More than 22,000 young voters participated in the Republican caucuses Monday, a record turnout, according to an advocacy group for civic education.
The youth vote helped Texas Sen. Ted Cruz finish ahead of businessman Donald Trump, according to the Center on Information for Civic Learning and Engagement (CIRCLE) at Tufts University in Boston.
“Last night’s Iowa caucuses demonstrated the potential power of young people to shape elections,” said Kei Kawashima-Ginsberg, the director of CIRCLE. “One message is clear: When candidates and campaigns ask young people to participate and inspire them to get involved, they respond.”
More than 31,000 Iowa residents ages 17 to 29 took part in the Democratic caucuses – the second-best showing in 20 years, after 2008. The youth vote helped boost Sen. Bernie Sanders to a virtual tie with Secretary Hillary Clinton, according to CIRCLE. (For more on this, read Politico’s “Why Bernie Sanders Is Obsessed With 17-Year-Olds”.)
But even that strong turnout wasn’t enough for Sanders to prevail outright, NPR reports:
The Vermont senator just couldn’t match the strength of the youth vote that Obama marshaled in 2008. Just 18 percent of the vote came from 17- to 29-year-olds — down from a 22 percent share eight years ago. Among those, Sanders dominated, winning 84 percent to Clinton’s 14 percent.

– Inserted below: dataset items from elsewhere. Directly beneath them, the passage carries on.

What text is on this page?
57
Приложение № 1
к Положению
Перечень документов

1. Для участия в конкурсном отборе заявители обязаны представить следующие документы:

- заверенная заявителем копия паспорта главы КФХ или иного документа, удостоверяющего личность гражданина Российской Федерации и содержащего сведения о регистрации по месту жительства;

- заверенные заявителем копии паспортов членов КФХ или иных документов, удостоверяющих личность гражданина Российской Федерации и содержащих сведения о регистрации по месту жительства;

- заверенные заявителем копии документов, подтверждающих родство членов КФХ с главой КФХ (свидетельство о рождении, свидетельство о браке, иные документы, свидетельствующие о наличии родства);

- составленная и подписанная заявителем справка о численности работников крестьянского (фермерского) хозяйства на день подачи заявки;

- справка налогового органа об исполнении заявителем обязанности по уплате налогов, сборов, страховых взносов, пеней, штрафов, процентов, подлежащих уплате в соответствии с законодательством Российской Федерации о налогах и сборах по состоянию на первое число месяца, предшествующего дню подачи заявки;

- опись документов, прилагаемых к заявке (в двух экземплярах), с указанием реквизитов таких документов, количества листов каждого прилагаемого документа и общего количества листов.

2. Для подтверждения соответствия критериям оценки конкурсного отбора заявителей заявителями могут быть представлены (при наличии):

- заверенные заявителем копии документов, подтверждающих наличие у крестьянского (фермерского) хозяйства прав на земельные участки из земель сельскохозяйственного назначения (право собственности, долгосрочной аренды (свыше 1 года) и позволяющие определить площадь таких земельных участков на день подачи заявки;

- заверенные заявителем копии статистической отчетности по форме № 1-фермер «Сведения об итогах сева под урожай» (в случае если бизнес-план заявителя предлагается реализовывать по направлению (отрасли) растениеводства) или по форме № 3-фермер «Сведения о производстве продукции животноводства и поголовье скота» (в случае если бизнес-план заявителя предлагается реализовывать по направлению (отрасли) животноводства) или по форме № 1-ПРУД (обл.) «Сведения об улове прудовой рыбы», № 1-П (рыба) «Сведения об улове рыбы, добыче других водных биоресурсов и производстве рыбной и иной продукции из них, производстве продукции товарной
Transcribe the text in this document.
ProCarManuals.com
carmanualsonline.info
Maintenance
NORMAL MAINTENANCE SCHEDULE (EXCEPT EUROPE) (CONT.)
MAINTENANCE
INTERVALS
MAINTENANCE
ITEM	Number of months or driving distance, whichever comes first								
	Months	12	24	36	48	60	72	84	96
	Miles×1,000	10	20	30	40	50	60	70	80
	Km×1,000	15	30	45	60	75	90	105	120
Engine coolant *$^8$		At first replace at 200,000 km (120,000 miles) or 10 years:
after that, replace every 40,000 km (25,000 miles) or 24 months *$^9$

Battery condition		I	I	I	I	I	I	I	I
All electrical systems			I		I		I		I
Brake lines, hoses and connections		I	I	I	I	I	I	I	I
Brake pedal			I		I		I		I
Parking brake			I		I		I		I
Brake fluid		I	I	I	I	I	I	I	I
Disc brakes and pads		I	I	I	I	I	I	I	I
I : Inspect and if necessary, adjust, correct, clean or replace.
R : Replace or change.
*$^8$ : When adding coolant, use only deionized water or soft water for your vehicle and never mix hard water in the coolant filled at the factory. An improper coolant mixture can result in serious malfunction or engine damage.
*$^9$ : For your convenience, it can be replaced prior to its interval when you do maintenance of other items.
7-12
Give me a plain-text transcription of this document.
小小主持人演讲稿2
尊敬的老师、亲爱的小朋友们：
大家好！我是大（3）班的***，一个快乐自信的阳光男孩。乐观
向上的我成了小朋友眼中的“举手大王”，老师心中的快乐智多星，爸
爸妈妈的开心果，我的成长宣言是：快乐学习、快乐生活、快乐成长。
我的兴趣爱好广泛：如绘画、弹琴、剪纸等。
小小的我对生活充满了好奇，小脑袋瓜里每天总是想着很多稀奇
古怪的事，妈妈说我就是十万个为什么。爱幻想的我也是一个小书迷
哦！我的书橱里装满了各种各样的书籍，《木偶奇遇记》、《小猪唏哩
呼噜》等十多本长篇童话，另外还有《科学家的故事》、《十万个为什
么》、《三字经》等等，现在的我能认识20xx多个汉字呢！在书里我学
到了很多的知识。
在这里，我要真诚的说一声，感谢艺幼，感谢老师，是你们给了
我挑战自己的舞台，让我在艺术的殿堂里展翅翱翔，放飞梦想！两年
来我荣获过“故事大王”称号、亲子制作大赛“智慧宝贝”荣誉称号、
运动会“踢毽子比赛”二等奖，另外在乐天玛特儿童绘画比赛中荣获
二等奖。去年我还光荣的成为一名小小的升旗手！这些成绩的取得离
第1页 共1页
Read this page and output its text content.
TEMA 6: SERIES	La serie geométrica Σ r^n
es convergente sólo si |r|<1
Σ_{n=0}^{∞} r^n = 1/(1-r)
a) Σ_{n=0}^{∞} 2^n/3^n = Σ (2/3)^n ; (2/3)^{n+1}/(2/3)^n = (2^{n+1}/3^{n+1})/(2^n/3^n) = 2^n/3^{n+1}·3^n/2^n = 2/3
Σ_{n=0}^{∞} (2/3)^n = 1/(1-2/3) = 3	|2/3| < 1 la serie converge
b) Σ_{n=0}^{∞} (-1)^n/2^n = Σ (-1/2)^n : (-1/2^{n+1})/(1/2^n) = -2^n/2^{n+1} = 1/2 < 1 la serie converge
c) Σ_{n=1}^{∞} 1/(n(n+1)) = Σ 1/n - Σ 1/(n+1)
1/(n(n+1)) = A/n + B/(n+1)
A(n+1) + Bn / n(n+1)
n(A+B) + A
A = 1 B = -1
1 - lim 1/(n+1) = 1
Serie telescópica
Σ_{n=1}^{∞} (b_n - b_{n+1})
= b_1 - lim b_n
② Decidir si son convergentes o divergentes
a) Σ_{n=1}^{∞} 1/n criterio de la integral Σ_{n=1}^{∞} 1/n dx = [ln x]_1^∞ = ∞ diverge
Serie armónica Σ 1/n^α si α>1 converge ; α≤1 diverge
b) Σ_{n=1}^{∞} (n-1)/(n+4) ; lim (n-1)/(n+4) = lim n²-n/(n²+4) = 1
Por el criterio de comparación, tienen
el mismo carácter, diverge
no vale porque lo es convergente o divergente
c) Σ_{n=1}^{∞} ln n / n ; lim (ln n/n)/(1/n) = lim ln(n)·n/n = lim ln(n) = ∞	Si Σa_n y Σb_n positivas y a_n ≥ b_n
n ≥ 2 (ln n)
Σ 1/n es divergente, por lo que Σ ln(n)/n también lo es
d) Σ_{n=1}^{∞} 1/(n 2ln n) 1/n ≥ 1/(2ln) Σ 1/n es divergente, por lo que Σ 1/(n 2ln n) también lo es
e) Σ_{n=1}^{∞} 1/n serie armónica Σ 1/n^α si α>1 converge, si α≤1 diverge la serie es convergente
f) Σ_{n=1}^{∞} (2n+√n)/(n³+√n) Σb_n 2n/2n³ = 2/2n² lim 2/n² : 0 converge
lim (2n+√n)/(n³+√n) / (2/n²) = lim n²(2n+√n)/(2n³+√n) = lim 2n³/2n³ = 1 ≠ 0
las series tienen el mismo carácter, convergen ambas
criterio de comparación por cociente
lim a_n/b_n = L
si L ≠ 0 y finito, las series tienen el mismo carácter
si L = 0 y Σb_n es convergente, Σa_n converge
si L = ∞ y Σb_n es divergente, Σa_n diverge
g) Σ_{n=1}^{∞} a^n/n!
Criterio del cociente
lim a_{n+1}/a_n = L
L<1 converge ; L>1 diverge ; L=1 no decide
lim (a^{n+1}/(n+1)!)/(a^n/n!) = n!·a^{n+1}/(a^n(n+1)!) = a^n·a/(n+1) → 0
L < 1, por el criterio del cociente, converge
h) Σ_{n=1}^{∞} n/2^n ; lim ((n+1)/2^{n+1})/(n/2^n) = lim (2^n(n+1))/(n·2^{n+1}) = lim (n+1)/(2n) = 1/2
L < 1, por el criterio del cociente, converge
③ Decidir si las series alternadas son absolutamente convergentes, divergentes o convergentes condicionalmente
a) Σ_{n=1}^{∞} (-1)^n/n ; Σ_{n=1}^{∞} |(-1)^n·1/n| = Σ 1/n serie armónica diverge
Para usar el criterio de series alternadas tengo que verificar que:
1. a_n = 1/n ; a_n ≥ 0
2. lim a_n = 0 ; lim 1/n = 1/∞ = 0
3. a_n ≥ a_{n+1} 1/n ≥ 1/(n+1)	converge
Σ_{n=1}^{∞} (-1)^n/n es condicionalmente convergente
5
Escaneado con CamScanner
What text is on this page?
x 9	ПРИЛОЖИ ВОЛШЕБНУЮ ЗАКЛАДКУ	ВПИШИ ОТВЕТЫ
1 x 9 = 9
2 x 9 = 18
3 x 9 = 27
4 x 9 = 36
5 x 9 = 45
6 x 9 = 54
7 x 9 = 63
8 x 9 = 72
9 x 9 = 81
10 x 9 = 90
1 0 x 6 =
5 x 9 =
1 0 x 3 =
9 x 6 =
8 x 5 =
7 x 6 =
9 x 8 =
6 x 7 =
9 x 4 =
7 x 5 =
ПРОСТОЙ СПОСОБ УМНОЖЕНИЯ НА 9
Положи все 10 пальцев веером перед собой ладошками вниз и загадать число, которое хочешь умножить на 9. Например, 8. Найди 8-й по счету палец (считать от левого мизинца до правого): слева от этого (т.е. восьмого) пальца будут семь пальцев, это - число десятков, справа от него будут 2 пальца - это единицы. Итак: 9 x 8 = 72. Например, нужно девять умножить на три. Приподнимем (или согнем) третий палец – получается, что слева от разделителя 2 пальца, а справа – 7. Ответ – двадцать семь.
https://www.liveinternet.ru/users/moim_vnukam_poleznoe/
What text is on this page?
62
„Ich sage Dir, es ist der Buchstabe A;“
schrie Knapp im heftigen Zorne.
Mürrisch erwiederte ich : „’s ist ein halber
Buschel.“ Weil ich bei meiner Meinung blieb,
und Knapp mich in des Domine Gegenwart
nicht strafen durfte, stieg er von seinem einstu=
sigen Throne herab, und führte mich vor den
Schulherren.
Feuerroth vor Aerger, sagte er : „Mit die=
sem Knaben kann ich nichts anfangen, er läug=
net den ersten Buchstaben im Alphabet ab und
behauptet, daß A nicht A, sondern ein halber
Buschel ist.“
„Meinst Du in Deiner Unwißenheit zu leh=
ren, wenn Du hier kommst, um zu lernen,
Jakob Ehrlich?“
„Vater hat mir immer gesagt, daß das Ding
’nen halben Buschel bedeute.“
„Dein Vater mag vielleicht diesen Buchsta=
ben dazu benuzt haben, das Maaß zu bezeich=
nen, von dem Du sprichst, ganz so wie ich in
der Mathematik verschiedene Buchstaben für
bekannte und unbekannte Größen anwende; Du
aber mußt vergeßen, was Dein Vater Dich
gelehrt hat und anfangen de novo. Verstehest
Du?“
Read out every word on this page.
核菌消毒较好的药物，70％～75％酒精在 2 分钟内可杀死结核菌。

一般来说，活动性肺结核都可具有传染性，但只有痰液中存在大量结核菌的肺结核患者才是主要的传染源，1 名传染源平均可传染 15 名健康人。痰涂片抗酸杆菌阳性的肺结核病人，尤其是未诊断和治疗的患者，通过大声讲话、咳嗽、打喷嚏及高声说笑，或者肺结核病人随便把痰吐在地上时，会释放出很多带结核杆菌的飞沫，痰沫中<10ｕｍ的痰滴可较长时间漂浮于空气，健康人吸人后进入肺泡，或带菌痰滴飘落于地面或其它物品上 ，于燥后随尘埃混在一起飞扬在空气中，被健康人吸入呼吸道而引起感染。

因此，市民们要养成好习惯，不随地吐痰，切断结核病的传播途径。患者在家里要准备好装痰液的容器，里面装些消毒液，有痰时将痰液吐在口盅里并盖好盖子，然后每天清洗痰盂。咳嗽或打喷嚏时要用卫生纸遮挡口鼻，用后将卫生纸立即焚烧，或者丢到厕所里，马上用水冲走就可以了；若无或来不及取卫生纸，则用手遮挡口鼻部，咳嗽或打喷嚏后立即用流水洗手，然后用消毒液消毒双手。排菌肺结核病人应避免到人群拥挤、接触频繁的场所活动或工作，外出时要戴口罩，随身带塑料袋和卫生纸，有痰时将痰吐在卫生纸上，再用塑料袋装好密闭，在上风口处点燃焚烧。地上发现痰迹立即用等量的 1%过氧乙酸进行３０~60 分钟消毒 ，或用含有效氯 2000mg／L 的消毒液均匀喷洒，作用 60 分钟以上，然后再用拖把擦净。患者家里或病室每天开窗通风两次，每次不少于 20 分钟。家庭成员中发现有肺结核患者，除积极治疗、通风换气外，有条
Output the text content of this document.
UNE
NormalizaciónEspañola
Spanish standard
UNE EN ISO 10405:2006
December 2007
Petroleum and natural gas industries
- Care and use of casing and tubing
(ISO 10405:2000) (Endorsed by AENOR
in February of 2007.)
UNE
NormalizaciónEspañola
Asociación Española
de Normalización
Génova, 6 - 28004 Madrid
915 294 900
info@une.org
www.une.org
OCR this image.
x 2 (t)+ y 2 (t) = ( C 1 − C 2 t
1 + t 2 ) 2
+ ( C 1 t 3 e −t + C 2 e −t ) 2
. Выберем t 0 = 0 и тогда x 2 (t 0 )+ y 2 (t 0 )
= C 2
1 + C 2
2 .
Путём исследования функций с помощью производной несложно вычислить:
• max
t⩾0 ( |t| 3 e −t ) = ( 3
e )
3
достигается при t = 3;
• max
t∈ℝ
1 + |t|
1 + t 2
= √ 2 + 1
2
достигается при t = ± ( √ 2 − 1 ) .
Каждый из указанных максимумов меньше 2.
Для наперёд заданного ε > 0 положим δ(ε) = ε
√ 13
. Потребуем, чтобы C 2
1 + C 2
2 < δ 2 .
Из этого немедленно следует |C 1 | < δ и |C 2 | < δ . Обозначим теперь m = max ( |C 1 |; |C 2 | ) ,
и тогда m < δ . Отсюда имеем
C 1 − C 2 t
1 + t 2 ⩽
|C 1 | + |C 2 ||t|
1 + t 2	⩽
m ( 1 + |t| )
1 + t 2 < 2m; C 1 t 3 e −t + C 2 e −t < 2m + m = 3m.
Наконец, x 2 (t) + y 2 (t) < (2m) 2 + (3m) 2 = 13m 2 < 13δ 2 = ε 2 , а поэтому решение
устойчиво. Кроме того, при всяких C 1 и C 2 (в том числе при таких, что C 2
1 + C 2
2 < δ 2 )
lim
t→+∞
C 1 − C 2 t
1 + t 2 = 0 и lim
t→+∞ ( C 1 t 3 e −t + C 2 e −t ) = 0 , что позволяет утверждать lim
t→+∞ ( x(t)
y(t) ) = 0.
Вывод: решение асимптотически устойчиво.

As I wrote earlier this week, the youth vote is often underestimated by candidates and researchers. I also spoke with Mackenzie Ryan, the statewide education reporter for the Des Moines Register, about covering the presidential candidates and activists who came to the state. One interesting point to note: This is the first year the state’s caucuses were scheduled when the major colleges and universities were in session. It will be interesting to watch for the participation numbers from that demographic, and how a scheduling change might have influenced the outcomes.